As a kid, I was a very avid reader – I would always read myself to sleep. Somewhere in my 20’s though, I lost sight of my reading hobby; I guess that’s when I got too busy and too tired to lie in bed awake at night and read. During my last pregnancy, however, I started reading before bed again, and it’s something that I really enjoy, even though I often get too tired to make it through more than a few pages per night.
When I recently began reading again, I started by reading mostly non-fiction; it was really fun for me to unwind at night and learn something at the same time. I read a book about an Afghan girl who stepped on a land mine, lost her leg, and fled the Taliban by coming to America. I read a book about a family that bicycled across the country – they had kids who were 13, 11, and 3 years old, and they made it from New Jersey to Colorado on their bikes. There was also the book about the Burnham’s; they were husband and wife missionaries who were held hostage in the Philippines for almost a year. The wife wrote a book about their daily struggles as hostages – it was fascinating. Then I switched to a few fiction books by Christopher Pike, an author best known for his young adult horror novels. I read those as a teen, so as an adult, I decided to try his novels for adults – one I really liked and one wasn’t so good – Falling and The Blind Mirror, respectively. I then started a book about the plight of Terri Shiavo, a woman who collapsed in the early 90’s and suffered brain damage. Her case was in the national spotlight because her husband insisted that she would have never wanted to live hooked up to machines while her parents disagreed. The governor tried to help, and even the President of the United States tried to step in, but ultimately Terri’s right to live became just another case in the courts and her husband won. Her feeding tube was removed and it took her almost 14 days to slowly starve and dehydrate to death. The case fascinated me at the time, and I found this book about it written by Mark Fuhrman of the OJ Simpson murder trial fame. Except that I’m having trouble reading the book since it’s about a rather dark and depressing subject, and that’s not really how I want to unwind before bed. Though I did learn something interesting from Mark Fuhrman: according to him, a coroner is an elected official who doesn’t even necessarily have to have a medical degree. Hmmm…
A friend recommended the author John Grisham, and the other day I ran into the library, trying to be very quick since the family was waiting in the car. His books looked so large and lengthy and intimidating, so I grabbed the smallest one I saw called Skipping Christmas. I began to read it, and it’s about a family called the Krank’s who decide to skip Christmas one year. That sounds familiar, I thought, and after a quick trip to imdb.com, I discovered that the awfully panned movie of 2004 called Christmas With The Krank’s is indeed the movie based upon John Grisham’s book, Skipping Christmas. So far the book is ok, but nothing that keeps me looking forward to reading it or anything. I have Grisham’s only work of non-fiction on hold at the library, maybe I’ll get up there today to get it because maybe I’m sick of fiction and it’s time to go back to non-fiction… I hate to admit it, but I really like to read true-crime books before bed, mostly about murder. True, murder is a dark and depressing subject, but not in the same way as the story of Terri Shiavo; it’s hard to explain.

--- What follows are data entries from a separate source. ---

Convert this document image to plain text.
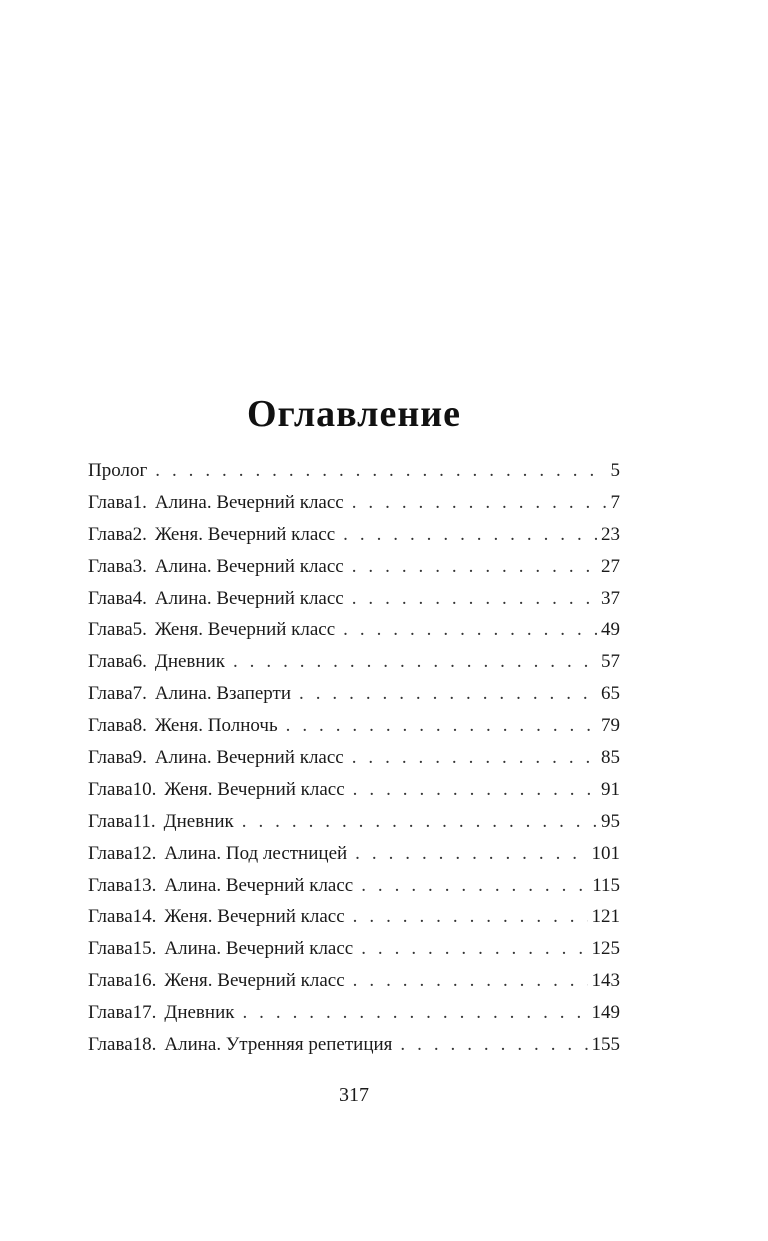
Оглавление
Пролог . . .	5
Глава 1. Алина. Вечерний класс . . .	7
Глава 2. Женя. Вечерний класс . . .	23
Глава 3. Алина. Вечерний класс . . .	27
Глава 4. Алина. Вечерний класс . . .	37
Глава 5. Женя. Вечерний класс . . .	49
Глава 6. Дневник . . .	57
Глава 7. Алина. Взаперти . . .	65
Глава 8. Женя. Полночь . . .	79
Глава 9. Алина. Вечерний класс . . .	85
Глава 10. Женя. Вечерний класс . . .	91
Глава 11. Дневник . . .	95
Глава 12. Алина. Под лестницей . . .	101
Глава 13. Алина. Вечерний класс . . .	115
Глава 14. Женя. Вечерний класс . . .	121
Глава 15. Алина. Вечерний класс . . .	125
Глава 16. Женя. Вечерний класс . . .	143
Глава 17. Дневник . . .	149
Глава 18. Алина. Утренняя репетиция . . .	155
317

And it sounds kind of strange, but true-crime books are the ones I seem to be drawn to and I can’t watch true-crime on tv in bed anymore – too many nightmares for my husband and I. One of the best true-crime books that I ever read was The Stranger Beside Me by Ann Rule. If you don’t know, Ann Rule is a famous true-crime writer, and this book was extra-fascinating because it chronicles her relationship with the famous psychopathic serial killer, Ted Bundy. Ann Rule was actually friends with Ted Bundy – they met working at a suicide hotline together. The book chronicles their friendship while working at the hotline, while the murders were taking place, and after Ted was caught – very interesting read, and crazy that one of the most famous crime writers had a friendship (unrelated to her ever writing a book about him) with one of the most prolific serial killers of all time.
1 thought on “Skipping Christmas”
I have yet to read An Innocent Man. Perhaps on a plane trip I will be taking in the not too distant future I will check it out. Most of Grisham’s books look intimidating but are quick reads (provided you can get time uninterrupted 🙂 ).